Só
chegamos a aprender muito do que é importante sobre nós mesmos e a vida em
geral com a passagem dos anos, a dureza de certas experiências e uma aguda e
imparcial auto-observação.
Refiro-me
às boas intenções que, uma vez passadas a actos que supostamente beneficiarão
aqueles a quem se destinam, acabam frequentemente em desastre.
Através
da minha existência, tenho-me visto vezes sem conta confrontada com os maus
resultados da minha bondade, vontade de ajudar o próximo, aliviar-lhe o
sofrimento, partilhar com os outros a maior ou menor prosperidade que me vai
chegando, tornar minhas também as dores e aflições alheias para que mais
suportáveis se tornem para os directamente atingidos.
Com o passar
dos anos, muitos desenganos e, esperemos, a chegada de alguma maturidade fui
tomando consciência do seguinte.
· As dores e limitações dos outros
não me pertencem e não sou por elas responsável.

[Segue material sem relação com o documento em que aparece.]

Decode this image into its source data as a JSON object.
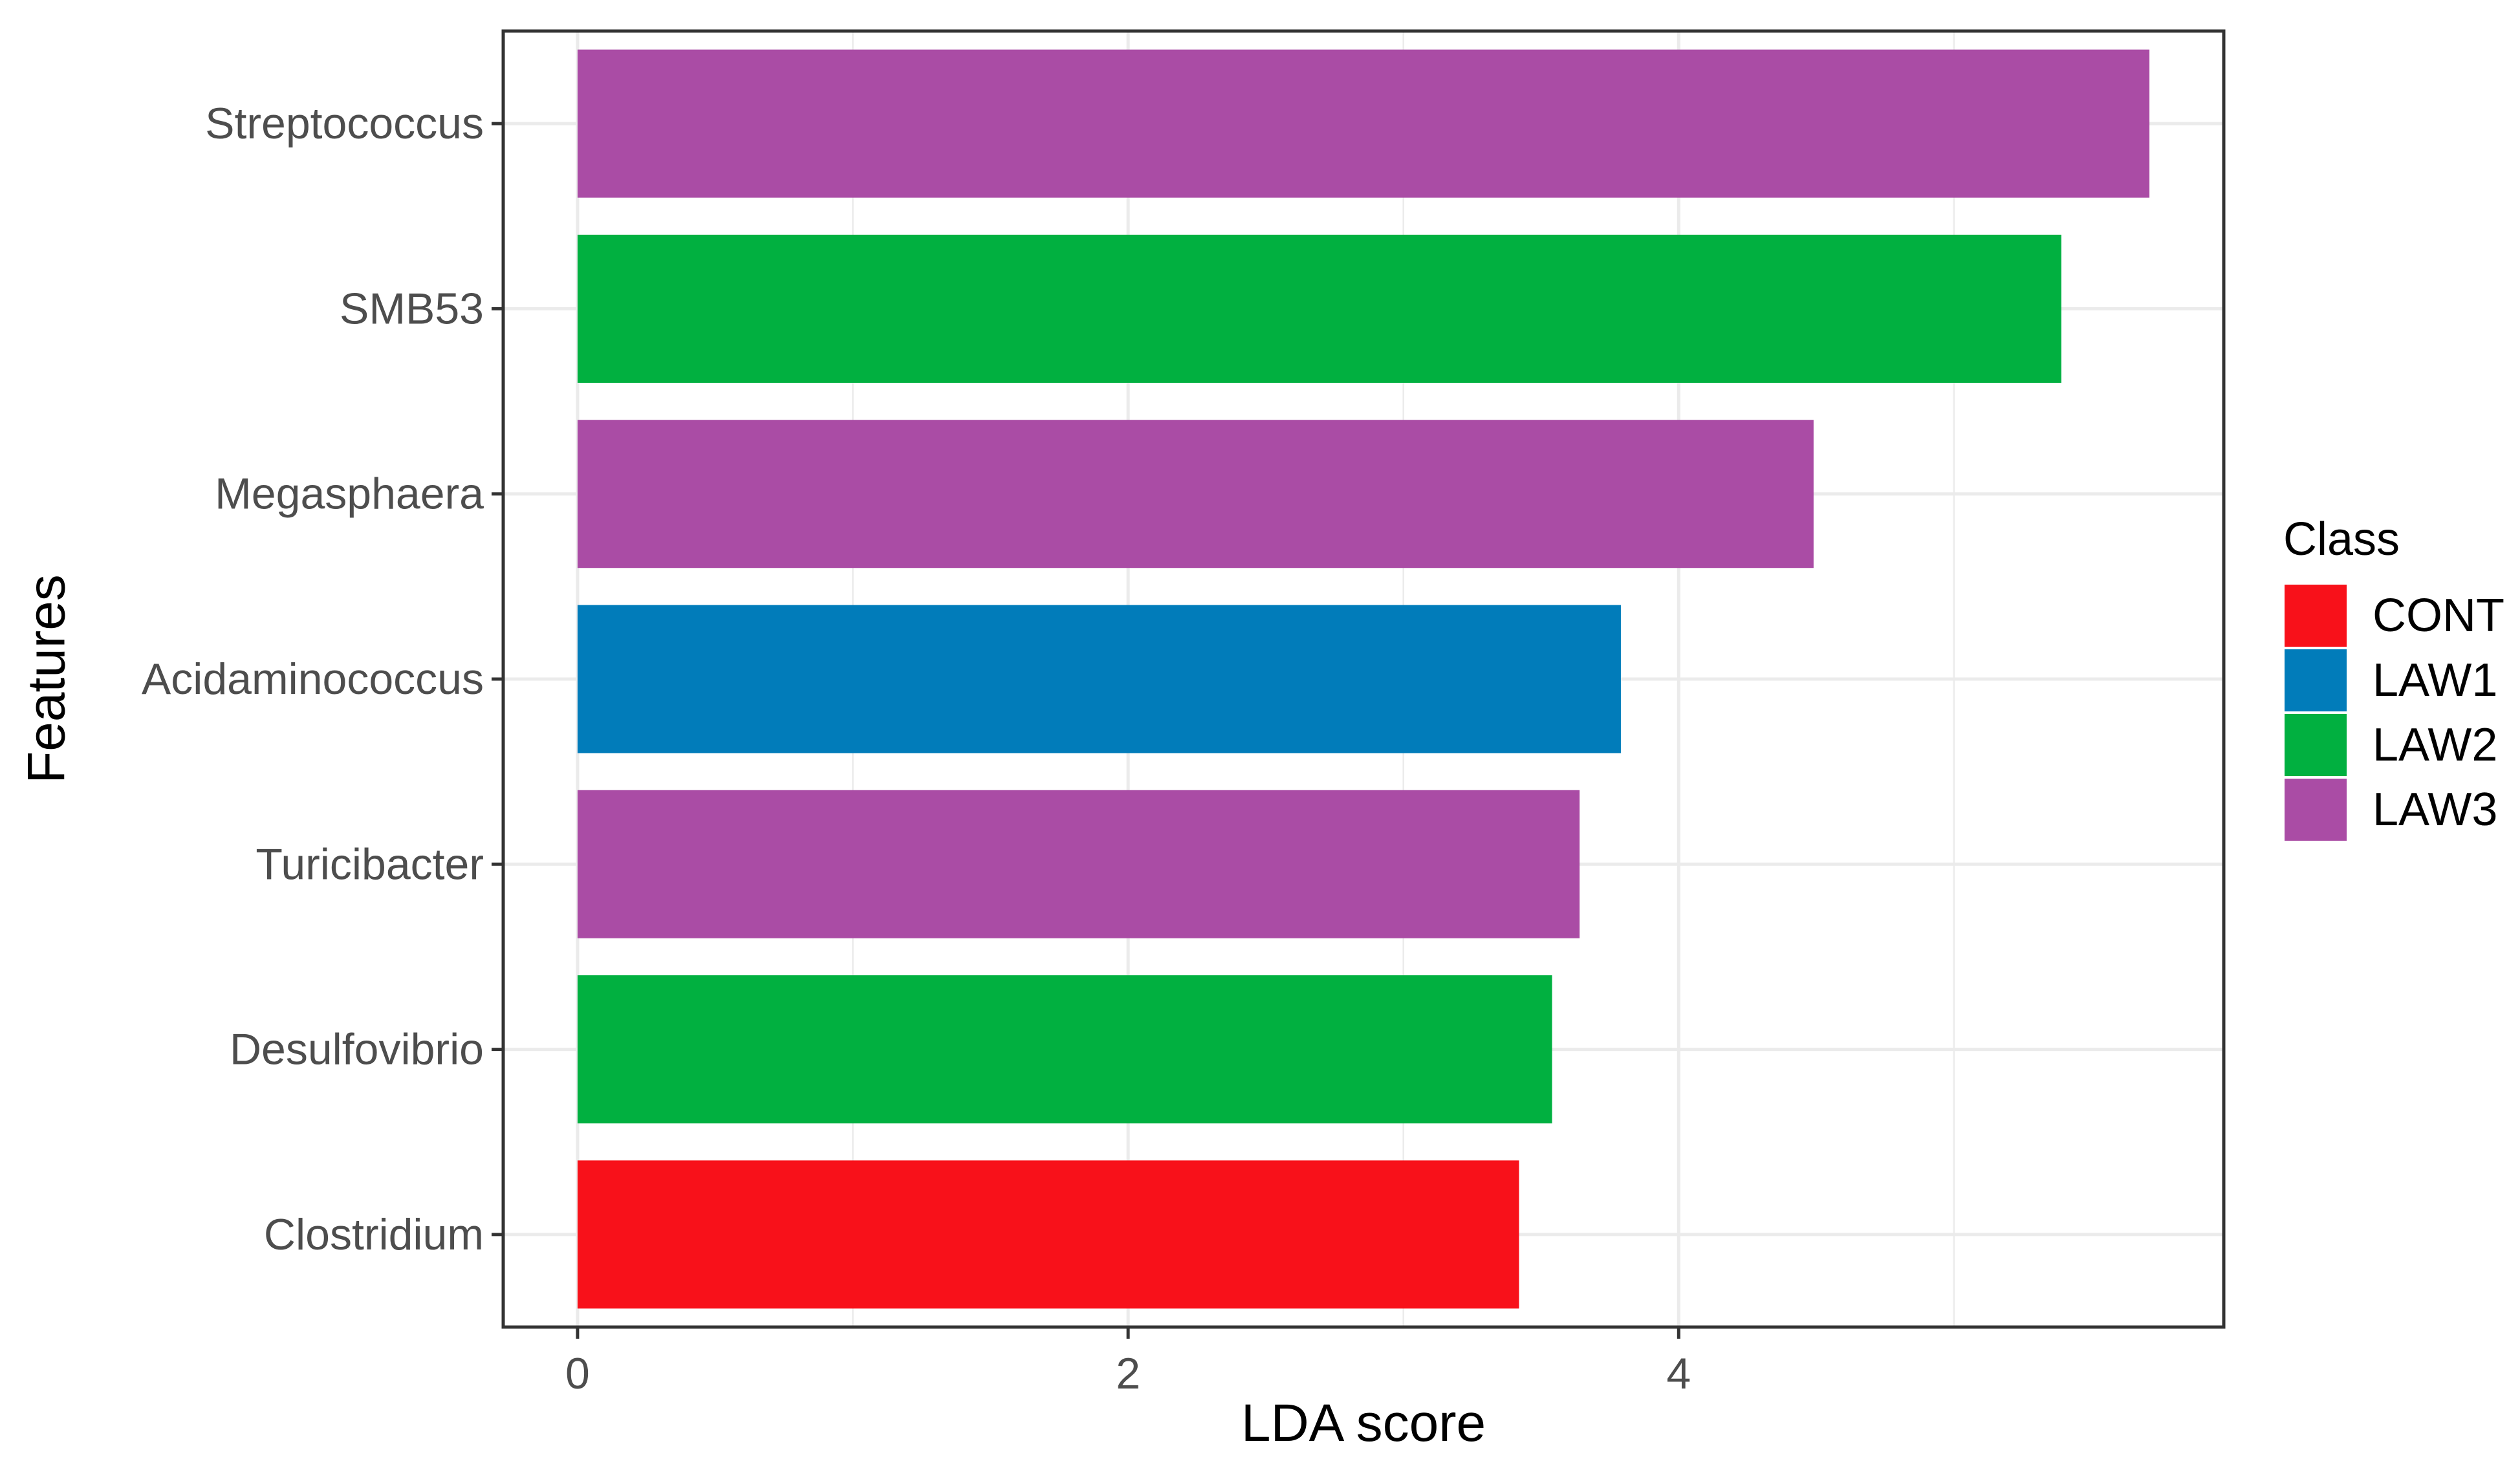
{
  "chart_data": {
    "type": "bar",
    "orientation": "horizontal",
    "xlabel": "LDA score",
    "ylabel": "Features",
    "xlim": [
      -0.27,
      5.98
    ],
    "xticks": [
      0,
      2,
      4
    ],
    "grid": true,
    "legend": {
      "title": "Class",
      "position": "right",
      "entries": [
        {
          "label": "CONT",
          "color": "#f8111a"
        },
        {
          "label": "LAW1",
          "color": "#017cba"
        },
        {
          "label": "LAW2",
          "color": "#01b040"
        },
        {
          "label": "LAW3",
          "color": "#aa4ca5"
        }
      ]
    },
    "categories": [
      "Streptococcus",
      "SMB53",
      "Megasphaera",
      "Acidaminococcus",
      "Turicibacter",
      "Desulfovibrio",
      "Clostridium"
    ],
    "values": [
      5.71,
      5.39,
      4.49,
      3.79,
      3.64,
      3.54,
      3.42
    ],
    "classes": [
      "LAW3",
      "LAW2",
      "LAW3",
      "LAW1",
      "LAW3",
      "LAW2",
      "CONT"
    ]
  }
}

· Os meus impulsos de desenfreada
bondade e partilha emergem provavelmente de um sentido inconsciente de
culpabilidade por eu estar melhor que o outro, o que é totalmente irracional e
injusto para mim própria. Cada vida alberga insondáveis mistérios e cada um
colhe o que semeou ao longo das provavelmente múltiplas existências no universo
(não só na Terra) e em consequência da pessoa humana que ora consegue ser.
· As minhas boas intenções, por
mais sinceras que sejam, uma vez materializadas em actos interferem amiúde com o
caminho evolutivo do outro, retiram-lhe a capacidade de luta e criam-lhe a
ilusão de uma força que afinal não possui. O resultado é um inflacionamento
do ego com as consequências previsíveis.
· Estranhamente, a dádiva acaba
muitas vezes por provocar ressentimento, em vez da natural gratidão – a velha
síndrome do “cão que morde a mão que lhe dá de comer”. Assim, o receptor
vira-se internamente contra o dador em quem acaba por encontrar mil defeitos e,
não poucas vezes, a obrigatoriedade de dar sempre.
Estas
conclusões, integradas após uma vida de difíceis experiências, não me tornaram
amarga. Continuo a acreditar na importância da dádiva, da solidariedade e
compaixão, na justa redistribuição de meios. Mas essas práticas devem ocorrer
com discernimento, ponderadas com honestidade as razões para a nossa actuação, analisados
com isenção os contornos da situação que se pretende aliviar e, sobretudo, tida
em conta a não interferência na evolução espiritual do outro.
Receio
que este último seja o ponto em que mais falhei até hoje.